I'm curious to know how to teach my GSD how to bark on command. The only time he ever barks is literally only when people come near the house. He is in Search and Rescue training and one of the key things is for him to bark constantly until I come find him and the "victim." But he doesn't bark.. if he wants my attention he whines, if he wants to play he just sits next to me quietly with his toy, I have found nothing that makes him bark except the people at the door thing.. and even then I wouldn't know where to start.. any suggestions??


----------



## beaderdog (Dec 23, 2010)

We taught my Dobie to speak on command by having our beagle demonstrate. Took her awhile to figure it out (most beautiful dog I've ever had, but not the brightest bulb in the pack), but she finally got it. She did a lot of her learning that way - in fact, we used to say that our beagle trained her.


----------



## catz (Dec 10, 2010)

We got Rio really riled up playing tug with her, jumping around and acting the maggot. Then I started barking at her, teasing her with the toy. When she barked out of frustration I said "Yes!" and gave her a treat. Took a about 20 min for her to get it. Now its her fav trick as she gets to be noisy . She responds more to a hand signal then the command Speak.


----------



## suzzyq01 (Feb 15, 2011)

Ok Don't laugh. 

I had treats and would say "gib laut" and then I would "WOOF" 

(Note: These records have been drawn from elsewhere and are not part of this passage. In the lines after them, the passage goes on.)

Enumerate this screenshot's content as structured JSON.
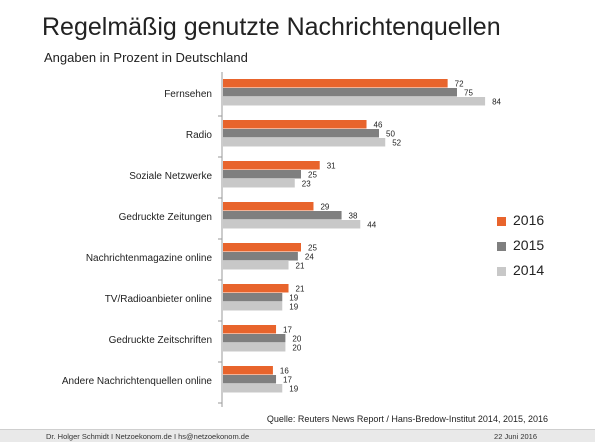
{
  "header": {
    "title": "Regelmäßig genutzte Nachrichtenquellen",
    "subtitle": "Angaben in Prozent in Deutschland"
  },
  "chart_data": {
    "type": "bar",
    "orientation": "horizontal",
    "categories": [
      "Fernsehen",
      "Radio",
      "Soziale Netzwerke",
      "Gedruckte Zeitungen",
      "Nachrichtenmagazine online",
      "TV/Radioanbieter online",
      "Gedruckte Zeitschriften",
      "Andere Nachrichtenquellen online"
    ],
    "series": [
      {
        "name": "2016",
        "color": "#e8642c",
        "values": [
          72,
          46,
          31,
          29,
          25,
          21,
          17,
          16
        ]
      },
      {
        "name": "2015",
        "color": "#7f7f7f",
        "values": [
          75,
          50,
          25,
          38,
          24,
          19,
          20,
          17
        ]
      },
      {
        "name": "2014",
        "color": "#c8c8c8",
        "values": [
          84,
          52,
          23,
          44,
          21,
          19,
          20,
          19
        ]
      }
    ],
    "xlim": [
      0,
      100
    ],
    "grid": false,
    "legend_position": "right"
  },
  "legend": {
    "items": [
      {
        "label": "2016",
        "color": "#e8642c"
      },
      {
        "label": "2015",
        "color": "#7f7f7f"
      },
      {
        "label": "2014",
        "color": "#c8c8c8"
      }
    ]
  },
  "source": "Quelle: Reuters News Report / Hans-Bredow-Institut 2014, 2015, 2016",
  "footer": {
    "left": "Dr. Holger Schmidt  I  Netzoekonom.de  I  hs@netzoekonom.de",
    "right": "22 Juni 2016"
  }
}
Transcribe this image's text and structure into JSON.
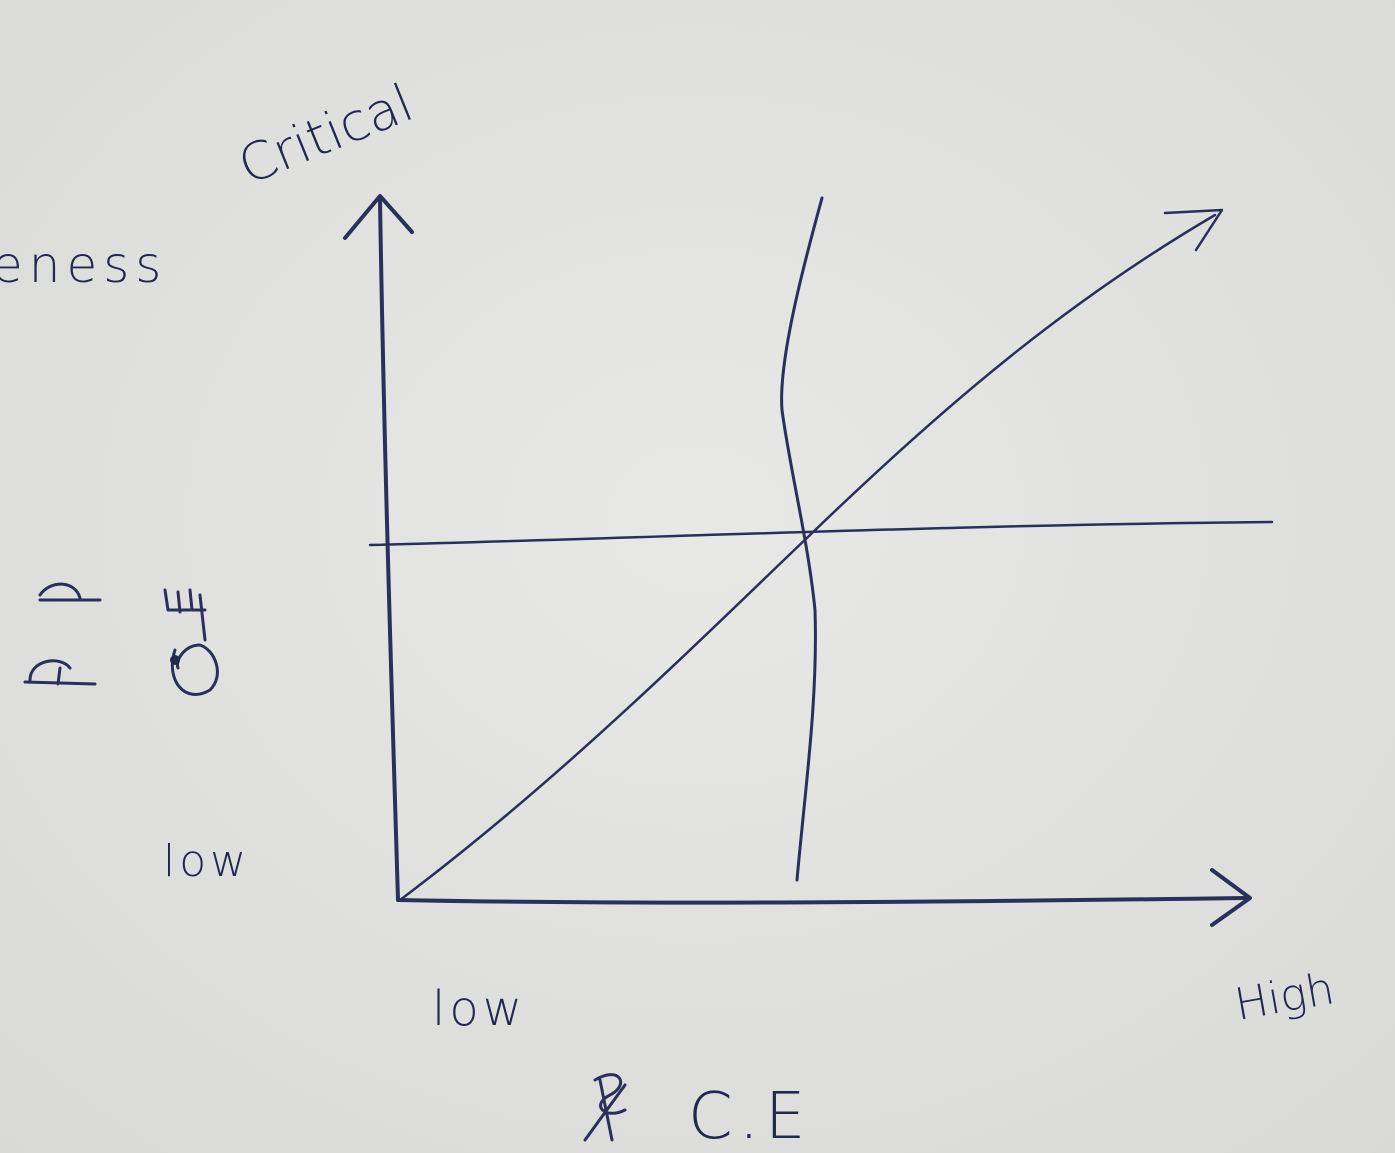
{
  "labels": {
    "y_axis_top": "Critical",
    "y_axis_name_fragment": "eness",
    "y_low": "low",
    "x_low": "low",
    "x_high": "High",
    "x_axis_name": "C.E"
  }
}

I did it for like 10 minutes command and I would bark. Then just when I thought I might be loosing my mind, I said "gib laut" and he went "woof!" I praised and treated him for long time. Then every night I would do the same thing, each time I would have to say the command and bark less before he got it. Then one day I went to go get the treats to do it and the first time I said "gib laut" he barked, so I did it again, he barked again! GOOD BOY! Took us 3 days! 

People in my neighborhood must have thought I was insane! :wild:


----------



## Lilie (Feb 3, 2010)

Sometimes you have to treat the whine as a bark. Any sound your pup makes after you provide the command. Make a HUGE deal out of if. Make him really excited when he makes a noise. 

My GSD would only whine as well. He figured it out and barks now when asked.


----------